Durante casi un año, con una perversidad inaudita, premeditación, alevosía y ventaja, el gobierno federal y el gobierno de Guerrero han jugado con los hoyos negros que ellos mismos crearon esa noche para hacer creer a los padres de esos estudiantes y a la sociedad en general una historia muy distinta a la que realmente ocurrió.

La PGR ha dicho que el ataque fue ordenado por el alcalde perredista de Iguala José Luis Abarca porque los estudiantes iban a sabotear esa noche el informe de su esposa María de los Ángeles Pineda Villa, presidenta del DIF municipal. En esa versión, el Abarca, a quien acusa la PGR de estar involucrado con un supuesto grupo criminal llamado Guerreros Unidos, ordenó a la policía municipal detener a los estudiantes.

Según la versión oficial, los estudiantes fueron llevados en patrullas de la policía municipal a la base de dicha corporación y después en las mismas patrullas habrían transportado a los 43 estudiantes desaparecidos a un paraje llamado Loma de Coyote y ahí los entregaron a Felipe Rodríguez alias el Cepillo y a Patricio Reyes Landa alias el Pato, quienes habrían matado a los estudiantes y quemado en el basurero de Cocula desde la media noche hasta el amanecer.

Hasta ahora esa es la historia que el gobierno logró contar a través de medios de comunicación nacionales e internacionales. Pero ya no podrán contarla más.

Durante diez meses, con el apoyo del Programa de Periodismo de Investigación de la Universidad de California, en Berkeley, he investigado junto con mi colega Steve Fisher el ataque contra los estudiantes. Desde hace diez años he investigado desde adentro la forma de operar de los cárteles de la droga en México; desde un principio la historia contada por el gobierno sonó absurda y por eso decidí investigar.

He dedicado cientos de horas en leer los tomos de los expedientes de las averiguaciones previas abiertas por la Procuraduría General de Justicia de Guerrero y por la PGR. Con una estrategia logré tener acceso a la matriz del caso penal: miles de fojas con declaraciones ministeriales de las víctimas, testigos y supuestos victimarios. He ido decenas de veces a esa ciudad ubicada apenas a tres horas de distancia de la ciudad de México y ahí he obtenido videos, fotografías y testimonios de la brutal cacería contra los estudiantes.

De aquí al 20 de septiembre, en esta columna y en reportajes que serán publicados en la revista Proceso, hablaré de lo que he encontrado.

Luego de una larga batalla legal tuve acceso a 36 declaraciones ministeriales rendidas ante la PGR en diciembre pasado por efectivos del 27 Batallón de Infantería ubicado en Iguala Guerrero.
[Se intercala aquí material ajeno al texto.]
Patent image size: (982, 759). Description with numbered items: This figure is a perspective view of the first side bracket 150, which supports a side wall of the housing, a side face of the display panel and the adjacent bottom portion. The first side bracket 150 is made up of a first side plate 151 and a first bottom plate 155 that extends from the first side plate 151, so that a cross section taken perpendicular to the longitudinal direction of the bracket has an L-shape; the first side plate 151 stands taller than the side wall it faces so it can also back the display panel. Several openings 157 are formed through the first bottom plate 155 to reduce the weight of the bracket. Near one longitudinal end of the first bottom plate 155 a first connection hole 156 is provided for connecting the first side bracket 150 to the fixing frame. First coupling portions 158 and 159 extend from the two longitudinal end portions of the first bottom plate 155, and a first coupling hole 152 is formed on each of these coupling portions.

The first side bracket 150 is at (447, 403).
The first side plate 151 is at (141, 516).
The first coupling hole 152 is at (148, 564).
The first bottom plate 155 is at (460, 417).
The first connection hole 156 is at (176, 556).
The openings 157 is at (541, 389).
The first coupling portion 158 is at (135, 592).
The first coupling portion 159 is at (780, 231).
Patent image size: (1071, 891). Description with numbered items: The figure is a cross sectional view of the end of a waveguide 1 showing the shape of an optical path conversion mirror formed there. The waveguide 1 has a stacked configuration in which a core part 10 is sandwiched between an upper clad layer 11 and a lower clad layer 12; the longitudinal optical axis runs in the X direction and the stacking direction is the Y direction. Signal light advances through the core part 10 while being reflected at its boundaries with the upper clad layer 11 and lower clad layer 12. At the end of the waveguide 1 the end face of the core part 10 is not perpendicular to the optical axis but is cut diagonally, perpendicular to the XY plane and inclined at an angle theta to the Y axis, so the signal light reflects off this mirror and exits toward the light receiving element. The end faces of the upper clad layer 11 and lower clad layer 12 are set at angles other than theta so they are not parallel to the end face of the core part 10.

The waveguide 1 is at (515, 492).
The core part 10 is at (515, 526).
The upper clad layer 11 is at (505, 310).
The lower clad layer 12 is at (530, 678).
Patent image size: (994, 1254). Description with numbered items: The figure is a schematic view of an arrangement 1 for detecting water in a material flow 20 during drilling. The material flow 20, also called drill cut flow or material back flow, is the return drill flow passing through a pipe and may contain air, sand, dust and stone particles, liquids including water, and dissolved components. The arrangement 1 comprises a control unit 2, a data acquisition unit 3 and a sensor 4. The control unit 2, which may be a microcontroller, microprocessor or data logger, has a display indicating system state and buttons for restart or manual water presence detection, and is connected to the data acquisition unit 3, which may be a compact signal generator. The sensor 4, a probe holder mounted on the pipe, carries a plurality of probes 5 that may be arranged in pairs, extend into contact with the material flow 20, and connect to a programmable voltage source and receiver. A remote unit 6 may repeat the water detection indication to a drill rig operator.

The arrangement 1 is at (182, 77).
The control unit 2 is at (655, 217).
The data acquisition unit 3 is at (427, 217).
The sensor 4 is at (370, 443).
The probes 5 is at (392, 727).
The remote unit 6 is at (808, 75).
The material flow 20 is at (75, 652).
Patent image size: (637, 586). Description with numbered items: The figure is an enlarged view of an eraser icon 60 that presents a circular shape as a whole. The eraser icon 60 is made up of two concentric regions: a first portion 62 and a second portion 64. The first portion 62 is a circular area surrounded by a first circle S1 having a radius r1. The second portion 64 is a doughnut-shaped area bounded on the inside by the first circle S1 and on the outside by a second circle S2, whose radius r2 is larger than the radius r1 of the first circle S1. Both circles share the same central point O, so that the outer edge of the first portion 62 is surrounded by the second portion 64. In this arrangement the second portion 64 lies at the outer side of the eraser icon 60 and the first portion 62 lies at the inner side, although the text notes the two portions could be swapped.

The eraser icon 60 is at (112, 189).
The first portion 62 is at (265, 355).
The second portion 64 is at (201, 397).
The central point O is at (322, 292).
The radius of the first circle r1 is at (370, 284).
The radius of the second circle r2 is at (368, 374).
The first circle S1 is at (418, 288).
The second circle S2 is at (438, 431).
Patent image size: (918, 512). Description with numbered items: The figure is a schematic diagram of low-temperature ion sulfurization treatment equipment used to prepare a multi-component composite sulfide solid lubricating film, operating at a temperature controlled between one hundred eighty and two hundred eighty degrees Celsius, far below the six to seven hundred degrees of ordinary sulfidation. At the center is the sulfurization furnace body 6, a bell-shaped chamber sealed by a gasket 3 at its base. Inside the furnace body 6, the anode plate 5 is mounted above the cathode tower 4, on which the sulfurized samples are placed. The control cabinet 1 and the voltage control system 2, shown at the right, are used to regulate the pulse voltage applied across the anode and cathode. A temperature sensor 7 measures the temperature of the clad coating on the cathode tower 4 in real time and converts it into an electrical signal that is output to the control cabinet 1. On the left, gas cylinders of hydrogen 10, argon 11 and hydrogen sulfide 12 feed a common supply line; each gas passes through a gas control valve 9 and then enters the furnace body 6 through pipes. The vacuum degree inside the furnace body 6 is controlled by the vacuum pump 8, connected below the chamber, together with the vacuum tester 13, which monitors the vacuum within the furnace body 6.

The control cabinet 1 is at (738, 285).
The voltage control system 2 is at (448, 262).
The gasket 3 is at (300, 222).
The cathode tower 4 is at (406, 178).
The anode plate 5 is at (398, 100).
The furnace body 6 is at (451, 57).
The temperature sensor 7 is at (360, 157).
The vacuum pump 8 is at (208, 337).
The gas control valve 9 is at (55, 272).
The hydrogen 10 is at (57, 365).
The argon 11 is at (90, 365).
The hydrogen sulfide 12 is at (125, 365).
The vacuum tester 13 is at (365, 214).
Contrario a lo que ha dicho el gobierno de Peña Nieto y la SEDENA, los militares sí actuaron esa noche de perros y estuvieron en todos los lugares donde ocurrieron los ataques y la desaparición de los estudiantes.

Sus declaraciones ministeriales ni siquiera coinciden con los partes militares enviados por el 27 Batallón a la 35 Zona Militar ubicada en Chilpancingo.

El comandante del batallón, el coronel José Rodríguez Pérez, quien súbitamente fue removido de su cargo en julio pasado, reconoció que estuvieron monitoreando a los estudiantes desde por lo menos las siete y media de la noche ese 26 de septiembre y que sí tuvo información en tiempo real de cada uno de los eventos que ocurrieron incluyendo los ataques a los estudiantes.

Un comandante confesó que estuvo presente cuando uno de los camiones en los que viajaban los estudiantes fue agredido frente al Palacio de Justicia ubicado en la carretera de Iguala a Chilpancingo, supuestamente por la policía municipal, e incluso tomó fotografías de esa agresión.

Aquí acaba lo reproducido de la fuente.